Heureux de songer qu'il allait pouvoir donner une marque nouvelle de son dévouement et de sa probité, il part en courant et revient avec un panier convenable.

Je n'ai nulle difficulté à plonger les bras dans cette masse précieuse, je fais jaillir de ce filon, dans une ombre à la Rembrandt, les regards longtemps retenus de ces joyaux prisonniers. Nous emplissons le panier, Salbaya va le vider chez lui, en lieu sûr, revient, le charge à nouveau, repart, et ainsi de suite jusqu'à sept fois. Il ne reste plus dans la fosse que la carcasse vermoulue de la caisse, que nous enlevons aussi, car l'inspiration de ce à quoi je vais l'utiliser m'est soufflée par le génie de la grotte.
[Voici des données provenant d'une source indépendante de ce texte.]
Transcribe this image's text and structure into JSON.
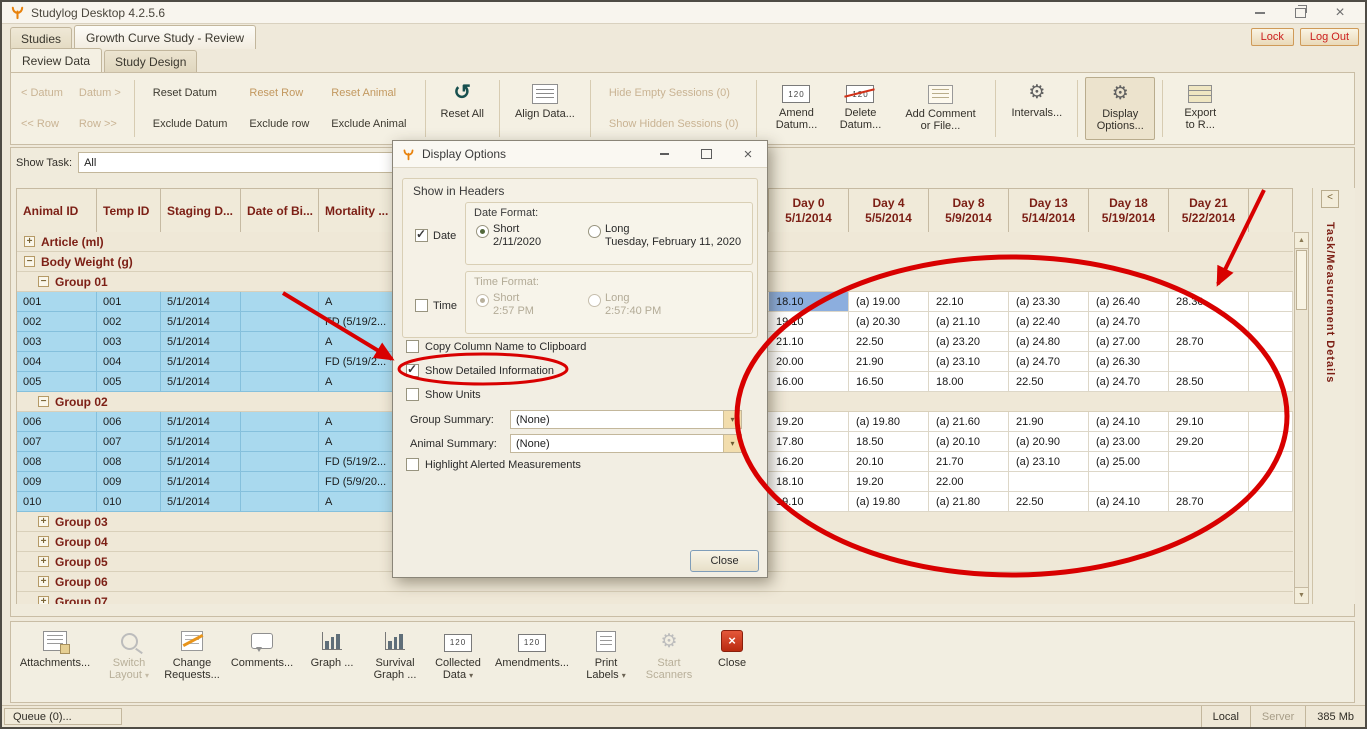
{
  "window": {
    "title": "Studylog Desktop 4.2.5.6"
  },
  "header_tabs": {
    "studies": "Studies",
    "study_review": "Growth Curve Study - Review",
    "lock": "Lock",
    "log_out": "Log Out"
  },
  "view_tabs": {
    "review_data": "Review Data",
    "study_design": "Study Design"
  },
  "toolbar": {
    "datum_prev": "< Datum",
    "datum_next": "Datum >",
    "row_prev": "<< Row",
    "row_next": "Row >>",
    "reset_datum": "Reset Datum",
    "exclude_datum": "Exclude Datum",
    "reset_row": "Reset Row",
    "exclude_row": "Exclude row",
    "reset_animal": "Reset Animal",
    "exclude_animal": "Exclude Animal",
    "reset_all": "Reset All",
    "align_data": "Align Data...",
    "hide_empty_sessions": "Hide Empty Sessions (0)",
    "show_hidden_sessions": "Show Hidden Sessions (0)",
    "amend_datum": "Amend Datum...",
    "delete_datum": "Delete Datum...",
    "add_comment": "Add Comment or File...",
    "intervals": "Intervals...",
    "display_options": "Display Options...",
    "export_to_r": "Export to R..."
  },
  "filter_bar": {
    "label": "Show Task:",
    "value": "All"
  },
  "grid": {
    "left_headers": [
      "Animal ID",
      "Temp ID",
      "Staging D...",
      "Date of Bi...",
      "Mortality ..."
    ],
    "day_headers": [
      {
        "day": "Day 0",
        "date": "5/1/2014"
      },
      {
        "day": "Day 4",
        "date": "5/5/2014"
      },
      {
        "day": "Day 8",
        "date": "5/9/2014"
      },
      {
        "day": "Day 13",
        "date": "5/14/2014"
      },
      {
        "day": "Day 18",
        "date": "5/19/2014"
      },
      {
        "day": "Day 21",
        "date": "5/22/2014"
      }
    ],
    "tasks": [
      {
        "label": "Article (ml)",
        "expanded": false,
        "groups": []
      },
      {
        "label": "Body Weight (g)",
        "expanded": true,
        "groups": [
          {
            "label": "Group 01",
            "expanded": true,
            "animals": [
              {
                "animal_id": "001",
                "temp_id": "001",
                "staging_date": "5/1/2014",
                "birth_date": "",
                "mortality": "A",
                "values": [
                  "18.10",
                  "(a) 19.00",
                  "22.10",
                  "(a) 23.30",
                  "(a) 26.40",
                  "28.30"
                ],
                "selected_col": 0
              },
              {
                "animal_id": "002",
                "temp_id": "002",
                "staging_date": "5/1/2014",
                "birth_date": "",
                "mortality": "FD (5/19/2...",
                "values": [
                  "19.10",
                  "(a) 20.30",
                  "(a) 21.10",
                  "(a) 22.40",
                  "(a) 24.70",
                  ""
                ]
              },
              {
                "animal_id": "003",
                "temp_id": "003",
                "staging_date": "5/1/2014",
                "birth_date": "",
                "mortality": "A",
                "values": [
                  "21.10",
                  "22.50",
                  "(a) 23.20",
                  "(a) 24.80",
                  "(a) 27.00",
                  "28.70"
                ]
              },
              {
                "animal_id": "004",
                "temp_id": "004",
                "staging_date": "5/1/2014",
                "birth_date": "",
                "mortality": "FD (5/19/2...",
                "values": [
                  "20.00",
                  "21.90",
                  "(a) 23.10",
                  "(a) 24.70",
                  "(a) 26.30",
                  ""
                ]
              },
              {
                "animal_id": "005",
                "temp_id": "005",
                "staging_date": "5/1/2014",
                "birth_date": "",
                "mortality": "A",
                "values": [
                  "16.00",
                  "16.50",
                  "18.00",
                  "22.50",
                  "(a) 24.70",
                  "28.50"
                ]
              }
            ]
          },
          {
            "label": "Group 02",
            "expanded": true,
            "animals": [
              {
                "animal_id": "006",
                "temp_id": "006",
                "staging_date": "5/1/2014",
                "birth_date": "",
                "mortality": "A",
                "values": [
                  "19.20",
                  "(a) 19.80",
                  "(a) 21.60",
                  "21.90",
                  "(a) 24.10",
                  "29.10"
                ]
              },
              {
                "animal_id": "007",
                "temp_id": "007",
                "staging_date": "5/1/2014",
                "birth_date": "",
                "mortality": "A",
                "values": [
                  "17.80",
                  "18.50",
                  "(a) 20.10",
                  "(a) 20.90",
                  "(a) 23.00",
                  "29.20"
                ]
              },
              {
                "animal_id": "008",
                "tem_id_note": "",
                "temp_id": "008",
                "staging_date": "5/1/2014",
                "birth_date": "",
                "mortality": "FD (5/19/2...",
                "values": [
                  "16.20",
                  "20.10",
                  "21.70",
                  "(a) 23.10",
                  "(a) 25.00",
                  ""
                ]
              },
              {
                "animal_id": "009",
                "temp_id": "009",
                "staging_date": "5/1/2014",
                "birth_date": "",
                "mortality": "FD (5/9/20...",
                "values": [
                  "18.10",
                  "19.20",
                  "22.00",
                  "",
                  "",
                  ""
                ]
              },
              {
                "animal_id": "010",
                "temp_id": "010",
                "staging_date": "5/1/2014",
                "birth_date": "",
                "mortality": "A",
                "values": [
                  "19.10",
                  "(a) 19.80",
                  "(a) 21.80",
                  "22.50",
                  "(a) 24.10",
                  "28.70"
                ]
              }
            ]
          },
          {
            "label": "Group 03",
            "expanded": false,
            "animals": []
          },
          {
            "label": "Group 04",
            "expanded": false,
            "animals": []
          },
          {
            "label": "Group 05",
            "expanded": false,
            "animals": []
          },
          {
            "label": "Group 06",
            "expanded": false,
            "animals": []
          },
          {
            "label": "Group 07",
            "expanded": false,
            "animals": []
          }
        ]
      }
    ]
  },
  "side_panel": {
    "title": "Task/Measurement Details"
  },
  "dialog": {
    "title": "Display Options",
    "show_in_headers": "Show in Headers",
    "date_checkbox": "Date",
    "date_format_label": "Date Format:",
    "short_label": "Short",
    "long_label": "Long",
    "date_short_value": "2/11/2020",
    "date_long_value": "Tuesday, February 11, 2020",
    "time_checkbox": "Time",
    "time_format_label": "Time Format:",
    "time_short_value": "2:57 PM",
    "time_long_value": "2:57:40 PM",
    "copy_column_name": "Copy Column Name to Clipboard",
    "show_detailed_information": "Show Detailed Information",
    "show_units": "Show Units",
    "group_summary_label": "Group Summary:",
    "group_summary_value": "(None)",
    "animal_summary_label": "Animal Summary:",
    "animal_summary_value": "(None)",
    "highlight_alerted": "Highlight Alerted Measurements",
    "close_button": "Close"
  },
  "bottom_toolbar": [
    {
      "label": "Attachments...",
      "icon": "attachment-icon",
      "disabled": false,
      "dropdown": false
    },
    {
      "label": "Switch Layout",
      "icon": "magnifier-icon",
      "disabled": true,
      "dropdown": true
    },
    {
      "label": "Change Requests...",
      "icon": "change-request-icon",
      "disabled": false,
      "dropdown": false
    },
    {
      "label": "Comments...",
      "icon": "comment-icon",
      "disabled": false,
      "dropdown": false
    },
    {
      "label": "Graph ...",
      "icon": "bar-graph-icon",
      "disabled": false,
      "dropdown": false
    },
    {
      "label": "Survival Graph ...",
      "icon": "bar-graph-icon",
      "disabled": false,
      "dropdown": false
    },
    {
      "label": "Collected Data",
      "icon": "datum-120-icon",
      "disabled": false,
      "dropdown": true
    },
    {
      "label": "Amendments...",
      "icon": "datum-120-icon",
      "disabled": false,
      "dropdown": false
    },
    {
      "label": "Print Labels",
      "icon": "print-icon",
      "disabled": false,
      "dropdown": true
    },
    {
      "label": "Start Scanners",
      "icon": "gear-icon",
      "disabled": true,
      "dropdown": false
    },
    {
      "label": "Close",
      "icon": "close-red-icon",
      "disabled": false,
      "dropdown": false
    }
  ],
  "status_bar": {
    "queue": "Queue (0)...",
    "local": "Local",
    "server": "Server",
    "memory": "385 Mb"
  }
}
Il n'a pas fallu trois heures pour que le rocher soit remis en place, la trace de notre passage effacée, la magnifique fortune dans la maison du gardien qui, en découvrant le vaste amphithéâtre de ses mâchoires, prononça :

— Ma joie eût été complète (et il me montrait encore son arme à feu), si je les avais descendus tous les deux.

L'ombre de la colline d'Isturitz s'étendait jusqu'à nous, je songeais à nos ancêtres de l'âge de pierre qui ne furent peut-être pas tous des Robinsons venus d'Asie sur une galère enchantée, mais qui, à fréquenter l'ours des cavernes, en avaient pris quelques usages, à l'espingole près.

Je fis part à M. Passerose, le lendemain, en une longue lettre, de tant de fantastiques péripéties.

La découverte est de trop d'importance, lui mandais-je, pour que vous ne hâtiez point votre retour, calmant ainsi l'impatience qu'ont de vous revoir vos amis. Les ailes bleues et légères des montagnes de Hasparren, de Macaye et d'Isturitz valent bien les coiffes de vos sphinx stupides, dont l'énigme cependant demeure plus difficile à déchiffrer que ne le fut celle de votre grotte. Les fruits de pierre précieuse, d'or et d'argent de ce nouveau verger d'Aladin vous attendent chez ce brave Salbaya.

Je fis part encore à M. Passerose de circonstances qui ne sont pas relatées ici, parce qu'elles n'ont pas trait à cette histoire.

Ma signature apposée, il ne me restait plus qu'à me distraire en m'amusant du prochain, ce qui est le meilleur passe-temps et le plus varié du poète.